Cycling in the summer is hard to beat. It's like a reward for riding during the rest of the year. There are potential problems, however, and the interesting tan-lines you get from cycling are the least of them. Summer is also peak time for suffering from skin that is red and sore or itching…
Sunburn can be a big problem on a bike for a couple of reasons. The first is that cyclists spend longer outdoors than most people, generally in clothing that doesn't cover the arms and legs, so your exposure to UV rays is simply higher. The second is that the breeze that you generate by riding along draws the heat from your burning skin, so you're less aware that you're becoming burnt.
The sun is at its strongest between about 11am and 3pm, so at typical commuting times your risk of sunburn is limited. On a longer ride at the weekend, it's very easy to burn, even if it's merely a pleasant day rather than one that's blazing hot. Get a high SPF sun cream that's advertised as sweat-resistant and apply it liberally, paying special attention to: the upper side of your thighs, between knees or shorts; the top side of your arms, from wrists to sleeves; the back of your neck; the tops of your ears; your nose and cheekbones; and, if you're losing your hair, the top of your head. If you'll be out for more than a couple of hours, it's worth taking sun cream with you so you can re-apply it, particularly if you're fair skinned. You don't have to take the bottle; sun cream is available in sachets, so can easily be carried in a jersey pocket.
The alternative to sun cream is to cover up with long-sleeved, lightweight clothing.
'Windburn' is sunburn that you get when wind or lower temperatures mask the burning effect of the sun's rays. The wind doesn't burn you as such. What it will do is dry out your skin. While it's worse in cold, dry weather than the heat of the summer, you may still need moisturiser. Even old-school blokes who scoff at the idea of moisturiser should try it whenever cycling to work comes right after a wet-shave.
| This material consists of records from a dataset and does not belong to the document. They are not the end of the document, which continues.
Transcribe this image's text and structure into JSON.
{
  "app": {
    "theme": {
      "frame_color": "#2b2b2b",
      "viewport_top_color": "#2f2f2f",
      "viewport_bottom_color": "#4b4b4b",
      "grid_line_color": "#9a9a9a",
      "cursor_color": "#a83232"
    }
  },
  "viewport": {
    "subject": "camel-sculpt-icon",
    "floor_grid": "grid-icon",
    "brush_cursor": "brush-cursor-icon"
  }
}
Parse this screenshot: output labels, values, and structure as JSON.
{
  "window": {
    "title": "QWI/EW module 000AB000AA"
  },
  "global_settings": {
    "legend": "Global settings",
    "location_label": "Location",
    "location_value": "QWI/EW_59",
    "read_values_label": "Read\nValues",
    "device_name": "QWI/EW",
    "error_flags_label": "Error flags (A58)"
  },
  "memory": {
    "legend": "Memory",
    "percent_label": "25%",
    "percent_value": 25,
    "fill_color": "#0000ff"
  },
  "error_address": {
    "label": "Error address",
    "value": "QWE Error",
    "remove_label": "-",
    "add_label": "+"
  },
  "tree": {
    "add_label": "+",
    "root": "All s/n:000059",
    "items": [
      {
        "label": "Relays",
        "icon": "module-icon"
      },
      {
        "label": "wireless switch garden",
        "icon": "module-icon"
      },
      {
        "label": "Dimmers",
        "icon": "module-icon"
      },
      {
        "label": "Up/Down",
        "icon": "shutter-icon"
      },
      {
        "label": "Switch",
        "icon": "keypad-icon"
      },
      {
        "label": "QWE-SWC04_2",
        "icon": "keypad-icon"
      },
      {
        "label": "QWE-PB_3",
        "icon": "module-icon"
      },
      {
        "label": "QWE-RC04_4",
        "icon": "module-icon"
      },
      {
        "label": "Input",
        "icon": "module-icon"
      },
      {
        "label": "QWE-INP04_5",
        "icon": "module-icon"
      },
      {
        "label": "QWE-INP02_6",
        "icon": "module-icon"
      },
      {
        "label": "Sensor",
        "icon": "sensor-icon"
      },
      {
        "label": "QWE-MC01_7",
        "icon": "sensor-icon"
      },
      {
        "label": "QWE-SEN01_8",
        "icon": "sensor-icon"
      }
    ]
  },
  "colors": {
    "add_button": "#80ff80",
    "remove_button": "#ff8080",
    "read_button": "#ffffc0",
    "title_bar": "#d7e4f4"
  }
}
Your lips will dry out the most, as they don't have oil glands like the rest of your skin. Again, cold weather is worst but they can still become dry and cracked in summer. If it's a problem for you, use lip balm – one with SPF if you'll be out in the hot sun.
Sweat & rashes
Sweat is only a problem if you end up sitting around all day in sweaty clothes. It's not great for your co-workers and it increases the chances of you getting a skin rash… or something even less pleasant, like jock itch. The are two opposite ways to deal with this: ride as fast as you like and then shower and change when you get to work; or avoid getting hot and sweaty in the first place. Don't carry luggage on your back. Slow down. Undo a button or two, or a jersey zip, and leave things untucked so that air can circulate.
Those aren't the only two options, however. If you don't have access to a shower, take wet wipes or a flannel (in a plastic bag) so you can at least wash face, armpits and groin. If you commute in normal clothes and it's only your cotton underwear that gets a bit sweaty, either invest in some that doesn't get clammy, such as merino wool or a polyester/lycra blend, or take a spare pair.
These measures should solve most rash issues. If not, change your washing powder - use pure soap with no whiteners or brighteners and no conditioner – and take that post-ride shower.
If your nether regions get chafed, you need to reduce friction there. That might mean changing your saddle or sitting more upright. It might also mean changing your clothing. Avoid clothing with thick seams under the crotch and don't wear clothing that rubs if it gets damp with sweat. You don't need padded lycra shorts for a short ride to work, but if you do wear them, bear in mind that they are designed to be worn without underwear.
The last resort to reduce friction, and normally only an issue for long rides, is to apply lubrication. You can use a dedicated chamois cream or else apply vaseline or a skin-care cream such as Sudocrem. Smear this over your nether regions before donning your padded shorts.
Care in the countryside
If you cycle off-road, brushing past long grass, heather and other vegetation an give you a prickly rash on your arms and legs. The best solution is to cover up. Long socks and arm warmers are useful for this, as they can be rolled up or down as required. Alternatively, invest in some antihistamine cream and apply this after the ride.
Summer is midge season too. If your commute takes you through the countryside, especially further north, you'll want antihistamine cream to deal with their bites. Avoid getting bitten by not stopping; midges don't fly very quickly. Covering up is effective too.